Nos armées au temps de la Ve République
Nos armées au temps de la Ve République
La naissance de la Ve République est intimement liée à la guerre d’Algérie avec le retour au pouvoir du général de Gaulle. De fait, la dimension militaire a été essentielle surtout avec la volonté gaullienne de retrouver la grandeur et la souveraineté de la France à travers d’une part, la constitution de sa dissuasion nucléaire et d’autre part, avec son autonomisation de décision concrétisée par le retrait de la structure militaire de l’Otan en 1966.
La place de la défense a donc été centrale pour la Ve République à ses débuts avec la fin douloureuse d’une époque marquée par la guerre d’Algérie au profit de l’adaptation de nos armées à un nouveau contexte stratégique dominé par l’affrontement bipolaire entre les deux blocs.

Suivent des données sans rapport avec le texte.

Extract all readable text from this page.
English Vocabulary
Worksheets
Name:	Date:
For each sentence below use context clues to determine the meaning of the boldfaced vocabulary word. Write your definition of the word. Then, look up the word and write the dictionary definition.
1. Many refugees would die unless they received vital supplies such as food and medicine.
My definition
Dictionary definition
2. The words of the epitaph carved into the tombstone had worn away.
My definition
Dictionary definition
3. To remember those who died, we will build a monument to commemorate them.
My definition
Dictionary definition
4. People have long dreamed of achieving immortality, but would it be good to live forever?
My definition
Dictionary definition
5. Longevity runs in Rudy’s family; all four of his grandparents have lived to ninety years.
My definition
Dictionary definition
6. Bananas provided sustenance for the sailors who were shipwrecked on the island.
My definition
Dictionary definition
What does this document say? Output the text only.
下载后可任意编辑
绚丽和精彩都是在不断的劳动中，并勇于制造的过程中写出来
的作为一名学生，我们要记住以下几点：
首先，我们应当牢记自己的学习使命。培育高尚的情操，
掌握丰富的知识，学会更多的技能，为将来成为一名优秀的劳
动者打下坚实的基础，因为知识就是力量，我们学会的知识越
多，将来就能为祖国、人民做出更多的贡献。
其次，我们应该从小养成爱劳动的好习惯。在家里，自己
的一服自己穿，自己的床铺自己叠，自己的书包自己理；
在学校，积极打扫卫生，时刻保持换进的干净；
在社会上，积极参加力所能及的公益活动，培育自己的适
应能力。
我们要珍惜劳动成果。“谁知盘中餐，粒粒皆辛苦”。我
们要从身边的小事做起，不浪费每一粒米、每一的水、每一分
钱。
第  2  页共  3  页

Après la chute du mur de Berlin en 1989, la rupture du modèle est brutale avec la fin annoncée par certains de la guerre, permettant ainsi de toucher les « dividendes de la paix ». Dès lors, la défense est devenue une variable d’ajustement budgétaire avec une chute inéluctable des budgets, des effectifs et une marginalisation progressive de l’institution militaire tant au sein de l’État que de la société, d’autant plus que la décision prise en 1996 de suspendre le service national bouleversait le lien traditionnel entre la Nation et son armée. Et les choix politiques effectués en 2008 et poursuivis en 2012 se sont traduits par un désarmement structurel et durable, que les événements terroristes de 2015 ont brutalement remis en cause, avec une inflexion historique quant à l’arrêt des déflations.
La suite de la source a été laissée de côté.